Crouch rose to his feet, at the same time bringing the fist of one hand into the opened palm of the other, with a gesture suggestive of the utmost satisfaction.
"Good!" he cried. "There's three men on board who won't be baulked by anything--three men who have sailed the seas together for the greater part of their lives. And there's the boy, too--a rare lad, as I promise you, who knows no more of fear than I about keeping bees. Whisker's in a bad way just at present, but he'll pull round long before morning. He was never born to be drowned; and for the matter of that, neither were you or I."
In spite of the dangers that the morrow was almost certain to bring forth, in spite of the immediate presence of so formidable an adversary as the U93, these two merchant captains--men who had spent the best of their years in facing the manifold dangers of the sea, in every quarter of the globe--laid them down to sleep, as if nothing unusual had occurred, or was likely to occur.
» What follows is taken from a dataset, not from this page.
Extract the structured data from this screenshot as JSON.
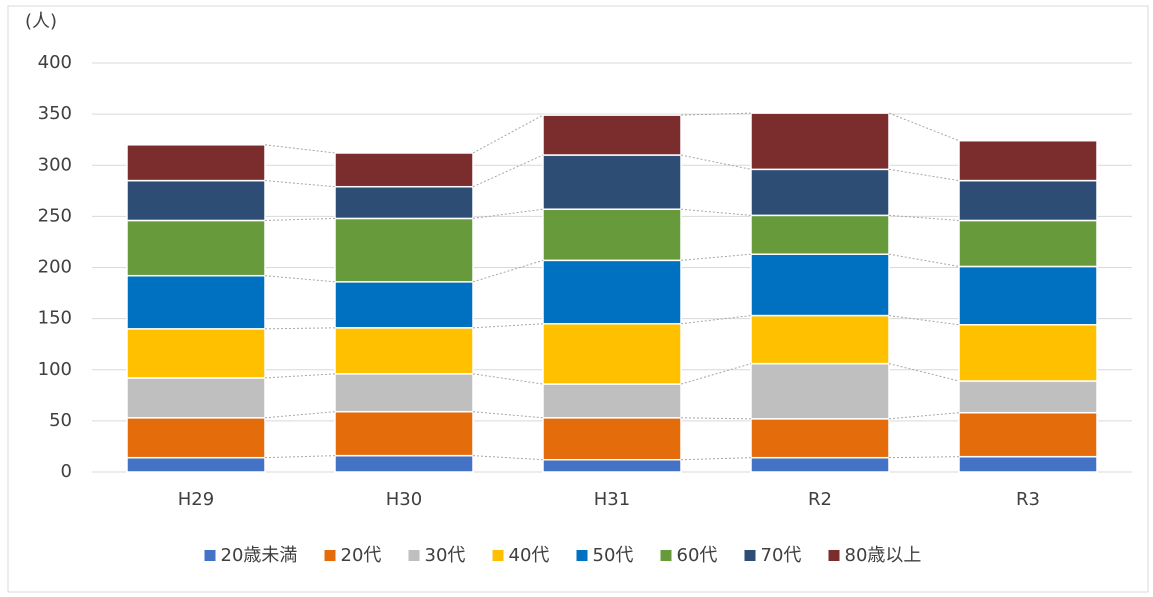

Captain Crouch snored lustily; whereas Captain Cookson appeared perfectly comfortable stretched at full length upon the floor, with a rolled-up overcoat doing duty for a pillow.
Jimmy, in the meantime, slept the sleep of pure exhaustion on the comfortable bunk in Captain Cookson's cabin. Soon after his rescue, he had been given some hot soup; and almost immediately after drinking it, he had dropped off into a heavy slumber, from which he did not awake until the first signs of daybreak were far spread upon the eastern skyline.
The first thing he saw was the lean, wiry figure of Crouch, standing in the open doorway, with a large telescope under his arm. On the one side of Crouch was Cookson; on the other, Whisker, who seemed more bulky, more huge than ever, since his great form was silhouetted against the half-light of approaching day.
"That's her, right enough," Captain Crouch was saying. "That's the 'Marigold' that we came out of Hull to look for; and on board of her there's the greatest villain that ever tied a reef-knot or a bowline in a bight."
Jimmy sprang out of bed, and hastily dressed in a suit of seaman's clothes which he found laid out upon a chair. A moment later he was on the main-deck with the three merchant captains, who had come to some sort of mutual understanding that they should command the ship together. They formed a kind of triumvirate, wherein the knowledge, experience and powers of initiative of each were combined and amplified.
Crouch turned to Jimmy, and asked him if he had recovered from the trying ordeal of the previous day. The boy answered that he felt no ill effects; whereat Crouch laughed, and slapped Whisker on the back.
"Here's seventeen stone," said he, "that can no more sink in salt water than a corked-up, empty bottle. Mark my words, my boy, we were not saved as we were at the eleventh hour for nothing. It doesn't do to count your chickens afore they're hatched, but Rudolf Stork's not seen the last of us yet."
Meanwhile, Cookson had run up the bridge steps, where he called both his brother captains and Jimmy to his side.